Das letzte Tabu

2 Bremer,Prominente für Bremer Verhältnisse, haben ein Buch über
den Umgang mit Sterben geschrieben.

„Das letzte Tabu“ ist ein reißerischer Titel unterlegt von einem grellen Orange.
Es gab immer Religion mit Ritualen des Umganges mit dem Tod, ein Kapitel hier
beschäftigt sich auch mit Änderungen in den letzten Jahrzehnten, es gibt eine Ratgeberliteratur mit den Moden der Zeit, z. B. die erwähnte Kübler-Ross in den 70ern, eine spätere new-age-Heilerin, die in der Szene viele Anhänger gefunden hat.
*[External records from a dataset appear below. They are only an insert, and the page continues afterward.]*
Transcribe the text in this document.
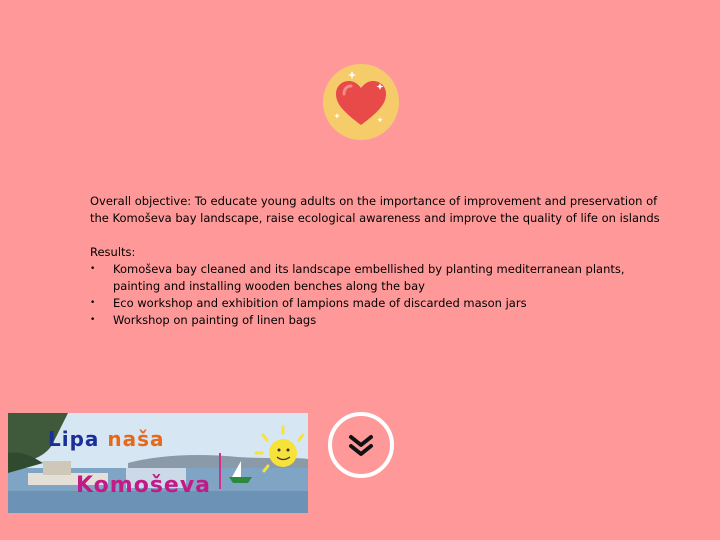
Overall objective: To educate young adults on the importance of improvement and preservation of the Komoševa bay landscape, raise ecological awareness and improve the quality of life on islands

Results:

• Komoševa bay cleaned and its landscape embellished by planting mediterranean plants, painting and installing wooden benches along the bay
• Eco workshop and exhibition of lampions made of discarded mason jars
• Workshop on painting of linen bags
Lipa naša
Komoševa
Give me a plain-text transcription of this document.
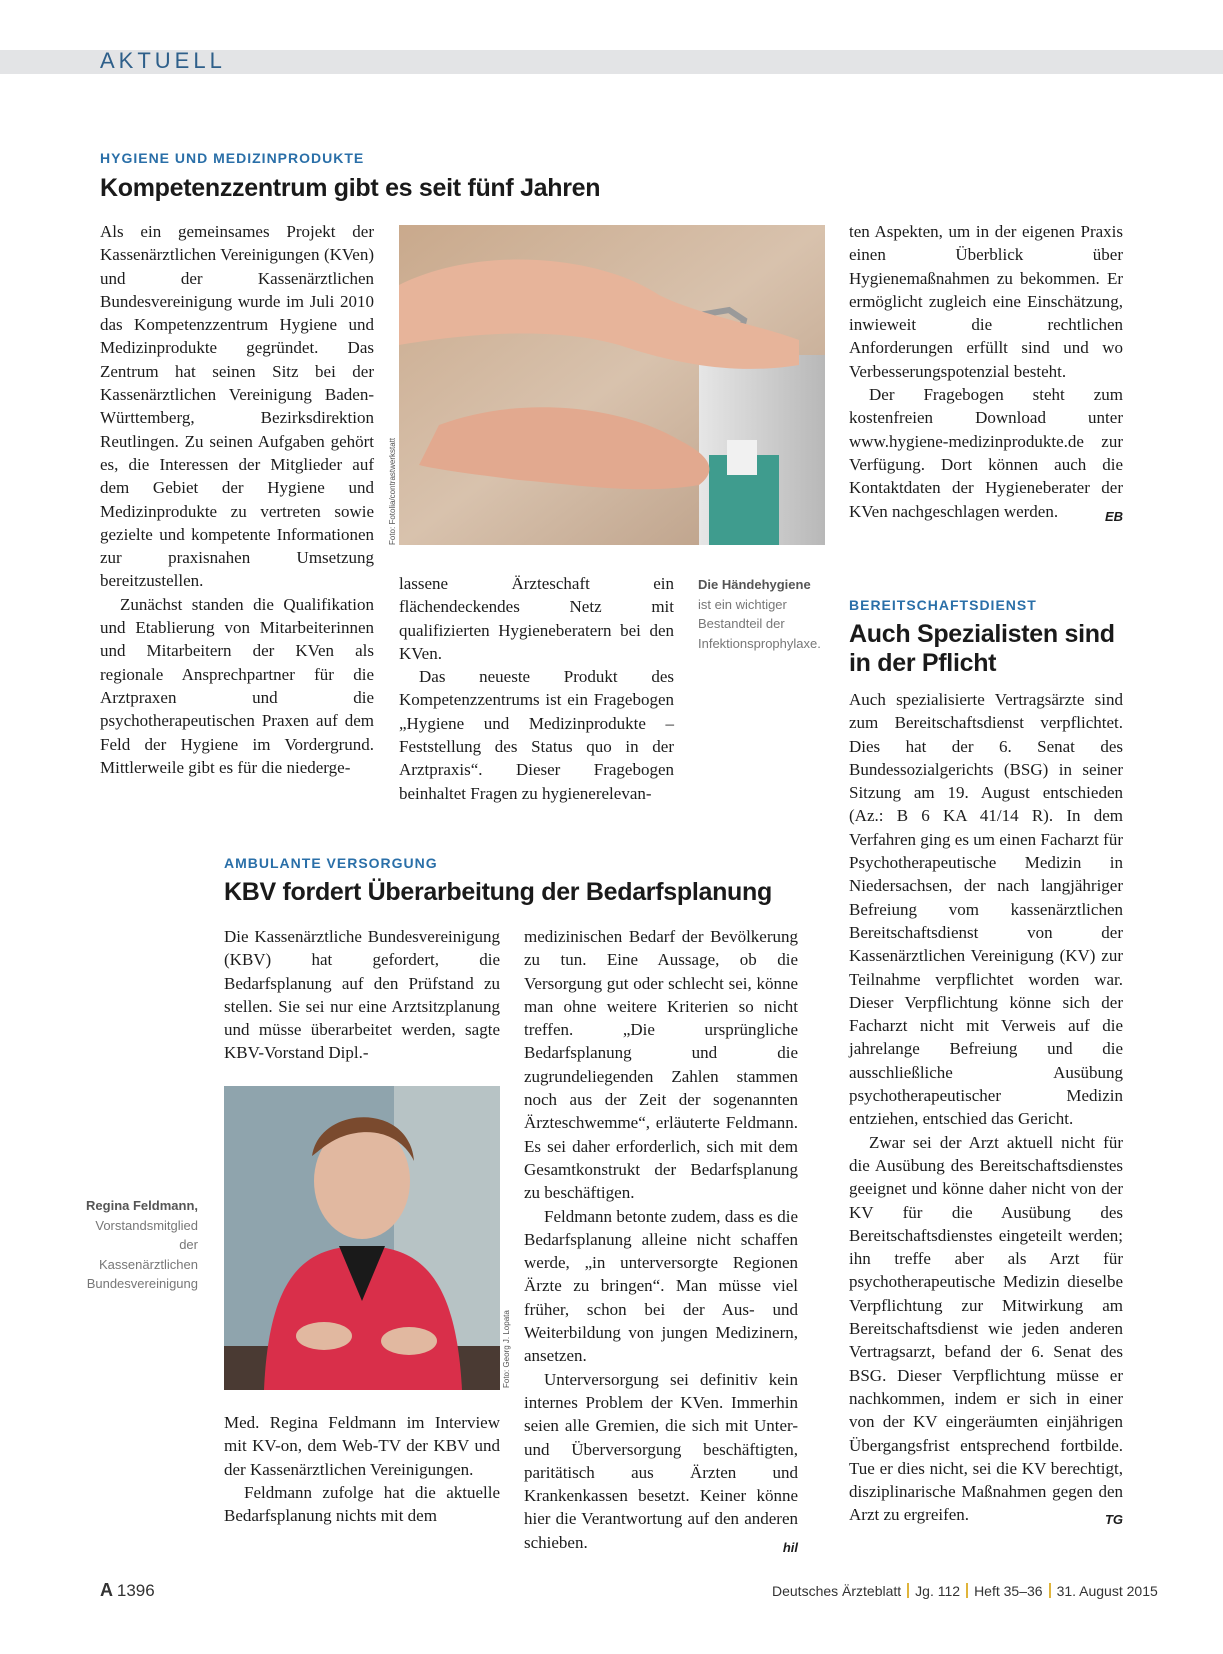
AKTUELL
HYGIENE UND MEDIZINPRODUKTE
Kompetenzzentrum gibt es seit fünf Jahren

Als ein gemeinsames Projekt der Kassenärztlichen Vereinigungen (KVen) und der Kassenärztlichen Bundesvereinigung wurde im Juli 2010 das Kompetenzzentrum Hygiene und Medizinprodukte gegründet. Das Zentrum hat seinen Sitz bei der Kassenärztlichen Vereinigung Baden-Württemberg, Bezirksdirektion Reutlingen. Zu seinen Aufgaben gehört es, die Interessen der Mitglieder auf dem Gebiet der Hygiene und Medizinprodukte zu vertreten sowie gezielte und kompetente Informationen zur praxisnahen Umsetzung bereitzustellen.

Zunächst standen die Qualifikation und Etablierung von Mitarbeiterinnen und Mitarbeitern der KVen als regionale Ansprechpartner für die Arztpraxen und die psychotherapeutischen Praxen auf dem Feld der Hygiene im Vordergrund. Mittlerweile gibt es für die niederge-

Foto: Fotolia/contrastwerkstatt

lassene Ärzteschaft ein flächendeckendes Netz mit qualifizierten Hygieneberatern bei den KVen.

Das neueste Produkt des Kompetenzzentrums ist ein Fragebogen „Hygiene und Medizinprodukte – Feststellung des Status quo in der Arztpraxis“. Dieser Fragebogen beinhaltet Fragen zu hygienerelevan-

Die Händehygiene
ist ein wichtiger Bestandteil der Infektionsprophylaxe.

ten Aspekten, um in der eigenen Praxis einen Überblick über Hygienemaßnahmen zu bekommen. Er ermöglicht zugleich eine Einschätzung, inwieweit die rechtlichen Anforderungen erfüllt sind und wo Verbesserungspotenzial besteht.

Der Fragebogen steht zum kostenfreien Download unter www.hygiene-medizinprodukte.de zur Verfügung. Dort können auch die Kontaktdaten der Hygieneberater der KVen nachgeschlagen werden.	EB

AMBULANTE VERSORGUNG
KBV fordert Überarbeitung der Bedarfsplanung

Die Kassenärztliche Bundesvereinigung (KBV) hat gefordert, die Bedarfsplanung auf den Prüfstand zu stellen. Sie sei nur eine Arztsitzplanung und müsse überarbeitet werden, sagte KBV-Vorstand Dipl.-

Foto: Georg J. Lopata
Regina Feldmann, Vorstandsmitglied der Kassenärztlichen Bundesvereinigung

Med. Regina Feldmann im Interview mit KV-on, dem Web-TV der KBV und der Kassenärztlichen Vereinigungen.

Feldmann zufolge hat die aktuelle Bedarfsplanung nichts mit dem

medizinischen Bedarf der Bevölkerung zu tun. Eine Aussage, ob die Versorgung gut oder schlecht sei, könne man ohne weitere Kriterien so nicht treffen. „Die ursprüngliche Bedarfsplanung und die zugrundeliegenden Zahlen stammen noch aus der Zeit der sogenannten Ärzteschwemme“, erläuterte Feldmann. Es sei daher erforderlich, sich mit dem Gesamtkonstrukt der Bedarfsplanung zu beschäftigen.

Feldmann betonte zudem, dass es die Bedarfsplanung alleine nicht schaffen werde, „in unterversorgte Regionen Ärzte zu bringen“. Man müsse viel früher, schon bei der Aus- und Weiterbildung von jungen Medizinern, ansetzen.

Unterversorgung sei definitiv kein internes Problem der KVen. Immerhin seien alle Gremien, die sich mit Unter- und Überversorgung beschäftigten, paritätisch aus Ärzten und Krankenkassen besetzt. Keiner könne hier die Verantwortung auf den anderen schieben.	hil

BEREITSCHAFTSDIENST
Auch Spezialisten sind
in der Pflicht

Auch spezialisierte Vertragsärzte sind zum Bereitschaftsdienst verpflichtet. Dies hat der 6. Senat des Bundessozialgerichts (BSG) in seiner Sitzung am 19. August entschieden (Az.: B 6 KA 41/14 R). In dem Verfahren ging es um einen Facharzt für Psychotherapeutische Medizin in Niedersachsen, der nach langjähriger Befreiung vom kassenärztlichen Bereitschaftsdienst von der Kassenärztlichen Vereinigung (KV) zur Teilnahme verpflichtet worden war. Dieser Verpflichtung könne sich der Facharzt nicht mit Verweis auf die jahrelange Befreiung und die ausschließliche Ausübung psychotherapeutischer Medizin entziehen, entschied das Gericht.

Zwar sei der Arzt aktuell nicht für die Ausübung des Bereitschaftsdienstes geeignet und könne daher nicht von der KV für die Ausübung des Bereitschaftsdienstes eingeteilt werden; ihn treffe aber als Arzt für psychotherapeutische Medizin dieselbe Verpflichtung zur Mitwirkung am Bereitschaftsdienst wie jeden anderen Vertragsarzt, befand der 6. Senat des BSG. Dieser Verpflichtung müsse er nachkommen, indem er sich in einer von der KV eingeräumten einjährigen Übergangsfrist entsprechend fortbilde. Tue er dies nicht, sei die KV berechtigt, disziplinarische Maßnahmen gegen den Arzt zu ergreifen.	TG

A 1396	Deutsches Ärzteblatt Jg. 112 Heft 35–36 31. August 2015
Zudem gibt es genügend alltägliche Tabus, Kindesmissbrauch in den
Kirchen, Kinderarmut gerade in Bremen. Oder profan politisch die Verantwortung
des beschworenen freien Westens für Flüchtlingselend im Nahen Osten.
Der sachliche Untertitel fordert auf, über das eigene Sterben und den eigenen Tod zu reden.
Annelie Keil, Gesundheitswissenschaftlerin, hat sich besonders mit der Hospizbewegung und der Palliativmedizin befasst, hier kommen eigene Erlebnisse
mit Krankheit und Leid zum Tragen, die den Kapiteln Gewicht geben.
An der Seite von Sterbenden bleiben, die sehr unterschiedlichen Weisen von
sterbenden Menschen anzunehmen ist das Anliegen, Die Reflektionen dazu enden
im „Spirituellen“, wir können Glauben annehmen oder nicht, endgültige Antworten
gibt es nicht. Der vor wenigen Jahren an Krebs gestorbene Schriftsteller Herrndorf
(Tschick) hat sein Leben angesichts des Todes sehr genau beschrieben.
Ob man Atheist ist, entscheidet sich auf den letzten Metern.
Henning Scherf befasst sich mit Trauerritualen und Abschied nehmen,hier ist
von der Lebenskunst des Abschiednehmens die Rede, nicht von den sozialen Umständen der sterbenden Menschen.
“:Stirbt der Arme, dass sich Gott erbarme“, dieser Spruch in meiner Familie hat
für mich weiterhin Gültigkeit. So sagt auch der Sozialphilosoph Horkheimer 1932: "Alle müssen sterben - gewiss, aber nicht alle sterben gleich".
Das Anliegen, die Menschen nicht allein zu lassen, ist gut und gültig,
bei Scherf kommt für mich doch das bekannte Pathos des Positiven allzu deutlich vor.
Diese Pathos hat schon seinen Bestseller „Grau ist bunt“ deutlich geprägt.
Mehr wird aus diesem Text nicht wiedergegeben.